NOT: Hey, ögrendim fotograf yüklemeyi... Yandiniz... Korkun artik benden  ;)


pizagor

Ben korktum gerçekten...

Kadinlara kaptirmadigimiz bir burasi kalmisti, o da gitti gider :)

Sevgili Hayal Kahvem Abla, iyi ki varsiniz...
İlk Biriktirici... Vampir Dişçisi... Huysuz İhtiyar...


hanac

Ümit Kireççi de forumumuzun degerli bir üyesidir.

ümitkr adiyla yazar, yarin Kadiköydeki toplantiya da gelecek.

Selaminizi söylerim.

Hayal Kahvem

Yeni bir konuya geçis yapmak  istiyorum. Haiku!  
Japonlar'in en kisa siir sanati. Elimde  "baso" "kelebek düsleri" diye bir kitap var.. haiku onyedi hece(nefes) içeren üç dizeden (soluk) olustugunu yaziyor..ayrica mevsimler ya da mevsimleri çagristiran bir dogal imge kullanilmali diye anlatiyor.

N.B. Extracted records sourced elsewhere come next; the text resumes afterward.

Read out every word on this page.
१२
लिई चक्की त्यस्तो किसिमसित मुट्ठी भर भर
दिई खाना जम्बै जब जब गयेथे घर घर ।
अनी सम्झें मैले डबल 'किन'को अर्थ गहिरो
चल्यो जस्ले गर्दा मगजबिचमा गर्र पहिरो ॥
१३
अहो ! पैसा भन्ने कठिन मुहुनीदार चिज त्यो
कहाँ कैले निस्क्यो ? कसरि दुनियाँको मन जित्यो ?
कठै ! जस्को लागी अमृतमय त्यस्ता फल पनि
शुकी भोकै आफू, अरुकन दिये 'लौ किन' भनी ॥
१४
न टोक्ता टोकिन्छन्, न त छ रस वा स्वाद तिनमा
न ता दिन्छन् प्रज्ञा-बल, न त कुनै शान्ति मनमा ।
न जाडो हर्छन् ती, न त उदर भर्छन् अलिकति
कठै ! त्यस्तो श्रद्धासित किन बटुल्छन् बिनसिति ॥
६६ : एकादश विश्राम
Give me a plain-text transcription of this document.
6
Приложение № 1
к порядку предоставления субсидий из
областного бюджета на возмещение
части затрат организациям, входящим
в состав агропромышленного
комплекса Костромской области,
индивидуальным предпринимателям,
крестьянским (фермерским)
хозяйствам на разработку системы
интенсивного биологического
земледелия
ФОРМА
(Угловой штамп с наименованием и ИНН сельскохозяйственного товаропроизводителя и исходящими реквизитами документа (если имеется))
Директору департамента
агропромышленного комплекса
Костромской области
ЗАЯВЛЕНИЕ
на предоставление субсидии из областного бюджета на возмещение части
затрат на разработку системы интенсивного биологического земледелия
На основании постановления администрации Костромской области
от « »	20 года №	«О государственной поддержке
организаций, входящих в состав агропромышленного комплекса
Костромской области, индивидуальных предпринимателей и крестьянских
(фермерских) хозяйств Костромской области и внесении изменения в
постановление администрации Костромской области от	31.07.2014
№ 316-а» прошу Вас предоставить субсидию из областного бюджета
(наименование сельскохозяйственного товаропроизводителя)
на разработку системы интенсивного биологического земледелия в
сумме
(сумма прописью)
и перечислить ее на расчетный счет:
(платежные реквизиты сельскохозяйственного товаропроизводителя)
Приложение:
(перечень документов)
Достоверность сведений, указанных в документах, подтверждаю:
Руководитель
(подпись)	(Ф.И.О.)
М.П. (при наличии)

Sonra haiku "sakacidir" diyor kitap.. "Neselidir" haiku, Osmanlica söylersek, "latif"dir, "nüktedan"dir, hatta "muzip" tir diyor.. Ama "komik siir" diye düsünmemeliymisiz.. Daha derine bakabilip, asagida duran hüznü, aciyi, kederi, hatta giderek ölümü görmeliymisiz..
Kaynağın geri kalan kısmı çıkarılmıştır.